昨年12月に行われたMR認定試験で、合格者が1997年の試験制度開始以来、初めて1000人を下回りました。製薬企業はMRの新卒採用を減らしており、狭き門となっています。
受験者数も過去最低
MR認定試験を実施するMR認定センターは2月1日、2023年12月に行った第30回MR認定試験の合格者が901人だったと発表しました。前回に比べて109人少なく、合格者数が1000人を下回るのは初めて。

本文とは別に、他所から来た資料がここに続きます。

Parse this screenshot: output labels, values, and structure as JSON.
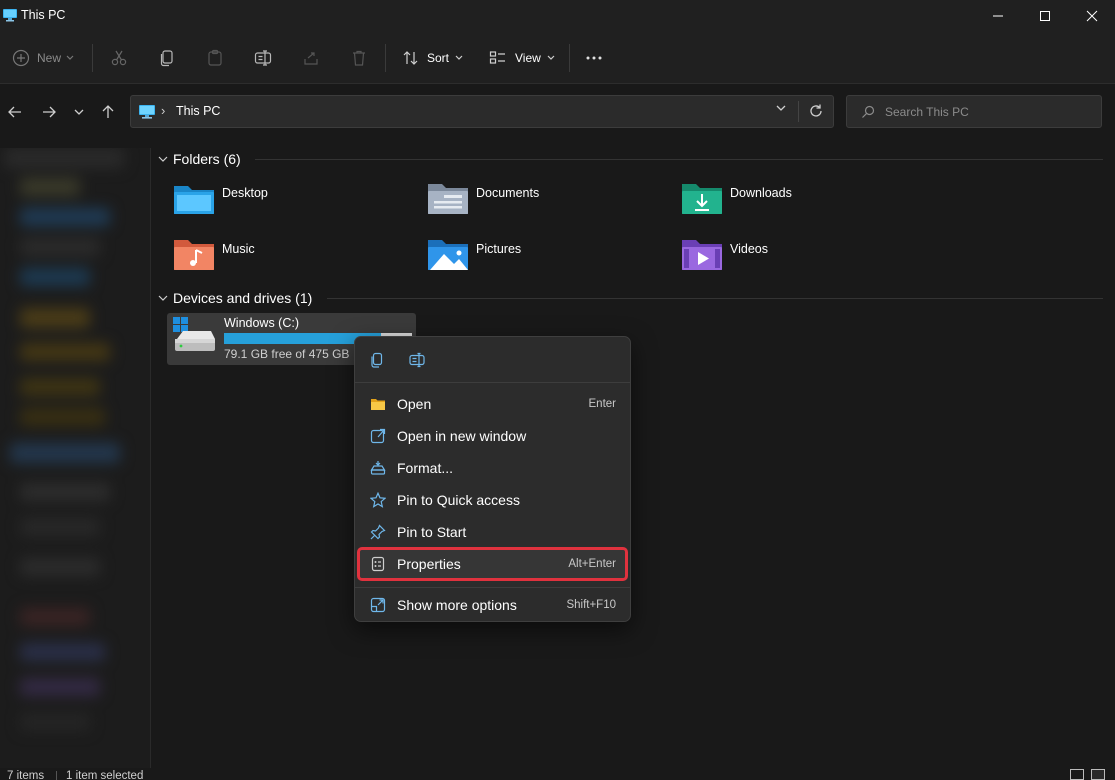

受験者数も1075人(前回比157人減)で過去最低となりました。
2000年代前半には毎年5000~6000人が受験していましたが、15年前後から減少傾向が顕著になり、14年(第21回)と23年を比べると受験者数は5分の1以下、合格者数は4分の1以下まで減っています。
新卒採用削減
受験者数・合格者数減少の背景には、製薬企業やCSOによる新卒採用の削減があります。
MR認定センターが毎年発行している「MR白書」によると、23年度にMRの新卒採用を行った企業は全体の35.5%にとどまり、こちらも14年度の55.6%をピークに減少が続いています。
23年度と14年度の新卒MR採用状況を企業形態別に見てみると、新卒採用を行った企業の割合は、内資製薬企業で63%から46%に、外資製薬企業で48%から17%に縮小。新卒採用を行った企業数は、内資製薬で約3割、外資製薬では約6割減少しました。
MRピーク時から1.6万人減
採用数が減っていることに加え、近年では第一三共のように新卒MR採用への応募を薬学部出身者に限る企業も出てきており、以前と比べるとMRとして製薬企業に就職するのは難しくなっていると言えます。
製薬業界では近年、リストラが相次いでおり、MR数は減少の一途をたどっています。MR白書によると、22年度(23年3月末時点)のMR数は前年度から2166人(4.2%)減って4万9682人となり、2000年度以来22年ぶりに5万人を下回りました。ピークとなった13年度(6万5752人)と比べると約1.6万人減少。この10年足らずで4人に1人が営業現場から消えたことになります。
薬価の毎年改定で市場が伸び悩む中、製薬会社は営業の効率化を迫られています。新薬がスペシャリティ領域にシフトし、デジタルツールの活用が進んでいることもあり、MRの減少は今後も続きそうです。